Thank you for your feedback, we will be updating the paper by adding gloss-based SOTA systems in the relevant tables.
Q4: In Eq (1), you mentioned that V represents keys from textual features while K originates from sign features. Shouldn't they both come from sign features?
Thanks for pointing that out, you are correct that V and K both originate from sign features, we will clarify this in the manuscript.
Q5: How did you set the rank in LoRA?
During our experiments, we set the LoRA rank and alpha values both as 4.
Q6: While Phoenix14T and CSL-Daily are popular, they are less significant due to limited vocabulary and data size. Please consider adding results for DGS3-T (Zhang et al., 2023).
Current benchmarks for state-of-the-art gloss-free results primarily focus on Phoenix14T and CSL-Daily. We appreciate the suggestion to include results for DGS3-T. However, we encountered challenges in obtaining the dataset as the GitHub instructions for downloading are currently non-functional.
To address this, we have contacted the authors of DGS3-T to explore the feasibility of obtaining the dataset. If successful, we intend to include the results as baselines for gloss-free sign translation, in the appendices in the CRC.
The additional analyses, comparisons, and updates, will be incorporated into the revised paper, once the reviewer finds these inclusions satisfactory.
The paper proposes an automatic sign language translation based on large language models. The amount of training data for sign language is limited, but the authors present an idea to leverage the large-scale resources from spoken language. The proposed framework utilises large-scale vision and language models with lightweight adapters. In particular, the method leverages a fronzen GPT model for translation. The method is gloss-free, so that large-scale data can be used without gloss-level annotations for supervised learning. Instead, the authors propose a novel encoder pretraining strategy based on pseudo-gloss that can be extracted from natural language sentences. The authors experiment on the popular PHOENIX and CSL-Daily datasets, on which they demonstrate state-of-the-art performance compared to all baselines.
优点
- The use of LLM for sign language recognition is novel and effective.

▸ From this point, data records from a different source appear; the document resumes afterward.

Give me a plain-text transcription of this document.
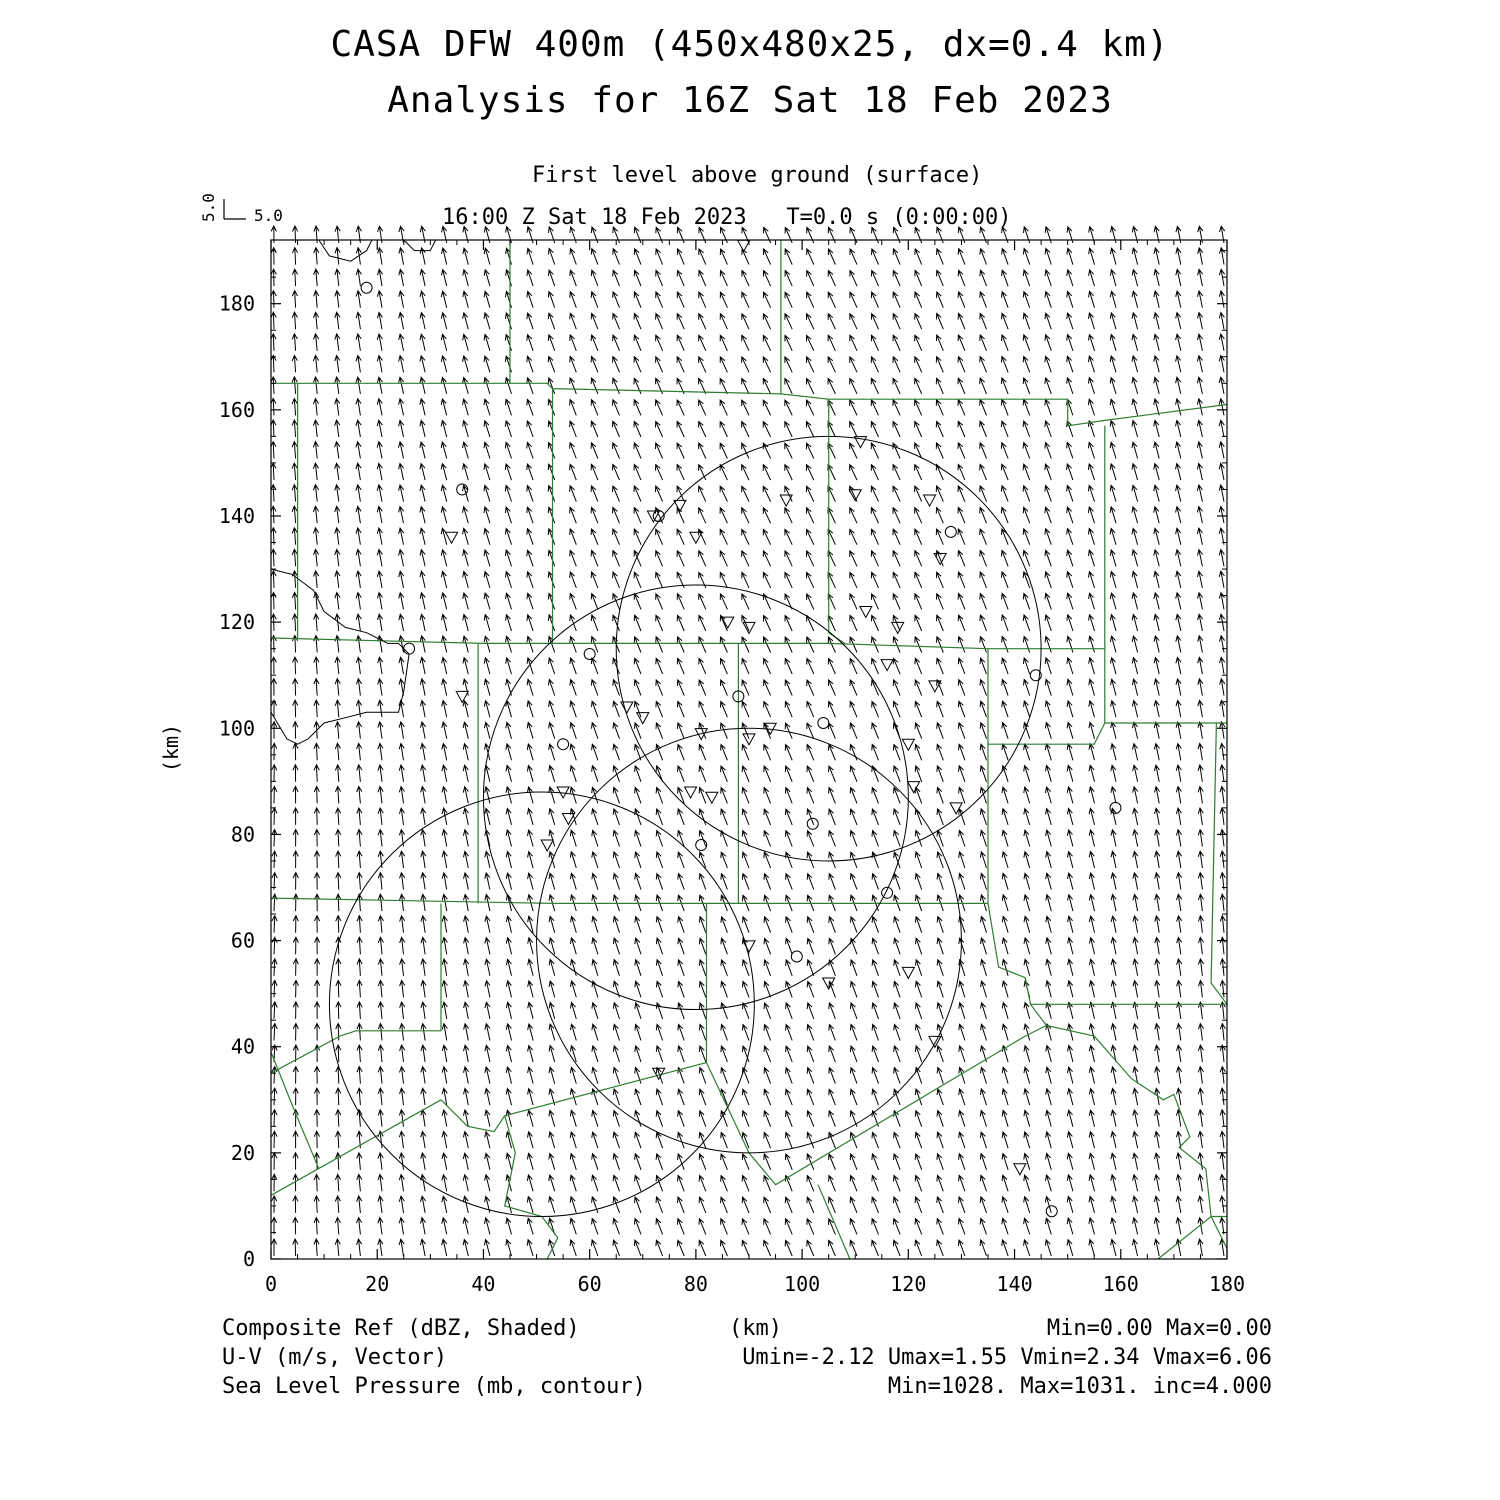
CASA DFW 400m (450x480x25, dx=0.4 km)
Analysis for 16Z Sat 18 Feb 2023
First level above ground (surface)
16:00 Z Sat 18 Feb 2023   T=0.0 s (0:00:00)
0	20	40	60	80	100	120	140	160	180
0
20
40
60
80
100
120
140
160
180
5.0 5.0
(km)
(km)
Composite Ref (dBZ, Shaded)	Min=0.00 Max=0.00
U-V (m/s, Vector)	Umin=-2.12 Umax=1.55 Vmin=2.34 Vmax=6.06
Sea Level Pressure (mb, contour)	Min=1028. Max=1031. inc=4.000
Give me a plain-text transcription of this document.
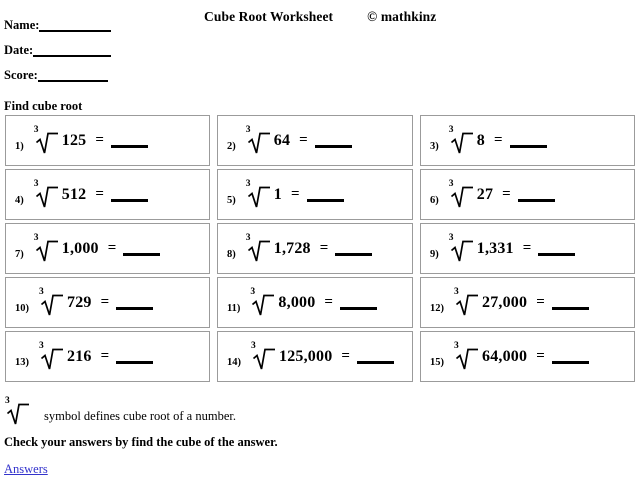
Name:
Date:
Score:
Cube Root Worksheet	© mathkinz
Find cube root
1)
3
125 =	2)
3
64 =	3)
3
8 =
4)
3
512 =	5)
3
1 =	6)
3
27 =
7)
3
1,000 =	8)
3
1,728 =	9)
3
1,331 =
10)
3
729 =	11)
3
8,000 =	12)
3
27,000 =
13)
3
216 =	14)
3
125,000 =	15)
3
64,000 =
3
symbol defines cube root of a number.
Check your answers by find the cube of the answer.
Answers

- The gloss-free framework using pseudo-gloss mitigates the challenging supervision problem in sign language recognition.
- The results are state-of-the-art, and the ablations in Tables 2 and 3 show that the proposed pre-training helps to improve performance.
- The writing is generally clear.
缺点
- The method is mostly based on existing models such as GPT, Dino-V2 and LoRA, so there is not much novelty from the architectural standpoint.
- There is no ablations to demonstrate if the choice to use parts-of-speech tagging effective. How does it compare to using the words as tokens? Can the downstream translation learn to generate meaningful words that are missing in the parts-of-speech tagging?
问题
Please see the last point of weaknesses.
Thanks for the review, and your insightful comments.
W1: The method is mostly based on existing models such as GPT, Dino-V2 and LoRA, so there is not much novelty from the architectural standpoint.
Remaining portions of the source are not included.